(Unità Naziunale Publié le 23 juin 2019)
Chers collègues,
Pour commencer, je veux saluer le courage de l’agent de sécurité qui a plongé la semaine dernière dans le port de Bastia afin de porter secours à une dame qui y était tombée en voiture. Nous lui adressons nos félicitations sincères.
Saluons aussi la naissance de Ghjuvan Martinu Tomasi, fils de notre collègue Petru Antone. Nous adressons nos compliments aux parents et à la famille.
427 millions d’Européens sont appelés à voter pour l’élection du Parlement Européen à partir d’aujourd’hui et jusqu’à dimanche.
L’Europe est présente dans nos vies, dans notre quotidien, même si nous ne la voyons pas, même si nous ne le savons pas. Pourtant, il est toujours difficile de dire ce qu’elle est, entre l’abstraction liée à son organisation et à son éloignement et l’aspect concret de nombreuses opérations d’aménagement du territoire, de soutien à l’agriculture ou à la recherche. Lorsque nous en attendons beaucoup, elle nous semble trop faible. Quand elle s’investit, elle nous paraît trop présente.
Comble de cette faiblesse, le philosophe Régis Debray prend l’exemple de l’absence de l’histoire et de l’identité sur les billets d’euros. Aucune figure historique, aucune racine culturelle… pour lui, ils ressembleraient à des billets de Monopoly alors que les Dollars présentent des femmes et des hommes qui ont fait l’histoire des Etats-Unis, des expressions latines et des références à des transcendances.
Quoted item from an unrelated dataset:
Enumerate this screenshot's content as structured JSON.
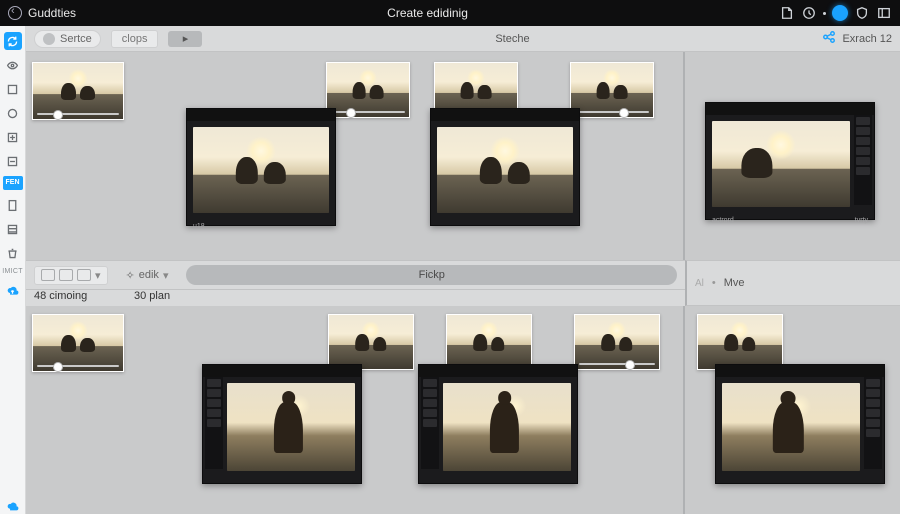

Absence de frontières précises, poids des états et complexité du fonctionnement de l’Union Européenne, absence de représentation réelle des peuples dans l’institution, autant de raisons qui expliquent la faiblesse de l’imaginaire européen, du sentiment européen, d’un patriotisme européen et d’un amour pour l’Europe.
Paradoxalement, le sentiment européen que nous éprouvons nous-même se construit sans l’aide de l’Union Européenne. Comment expliquer autrement les solidarités entre les peuples catalan, écossais, wallon, corse ou irlandais ? La fraternité entre nous, les Sardes, les Toscans ou les Ligures a, elle aussi, augmenté. Ces sentiments participent aussi à l’intégration à l’Europe bien que les institutions ne soutiennent pas ces élans de solidarité et d’amitié. Les faiblesses de sa démocratie accroissent notre désir d’une autre Europe, plus démocratique et plus solidaire.
La démocratie européenne est une route caillouteuse. Bien entendu, nous avons fait un chemin important depuis les deux guerres mondiales mais les menaces extérieures, les peurs liées aux religions ou aux migrations, la baisse de l’influence de l’Europe sur la marche du Monde, comme sa faible démographie – seulement 5 % de la population mondiale en 2050 – renforcent les régimes les plus autoritaires. En face de ces régimes et de leur démagogie, nous avons un discours béat d’admiration pour l’Union Européenne, sans aucun lien avec la réalité et le sentiment des peuples. Ces deux démarches, qui semblent opposées, se nourrissent mutuellement, dans leur présence politique et médiatique. Mais l’une et l’autre ne me paraissent pas en mesure de reconstruire l’Europe à la hauteur des enjeux majeurs, des défis en matière de justice sociale, de transition climatique et environnementale, de leadership technologique, de construction démocratique, d’éducation et de paix.
Nous l’avons déjà dit, nous voulons une Europe de la culture et de l’éducation riche de ses anciennes racines. Nous voulons une Europe des peuples solidaires et souverains, une Europe qui respecte l’expression démocratique. Nous voulons une Europe proche des femmes et des hommes qui y vivent. Une Europe debout face aux problèmes démographiques, écologiques et numériques que nous connaissons.
Nous ne pourrons construire cette vision politique de l’Europe qu’à condition de définir un cadre de valeurs communes, une identité collective, un modèle européen de société. Malheureusement, le choix donné à l’électeur européen dans les jours à venir ne me paraît pas proposer une voie qui puisse conduire à la nécessaire refondation de l’Union.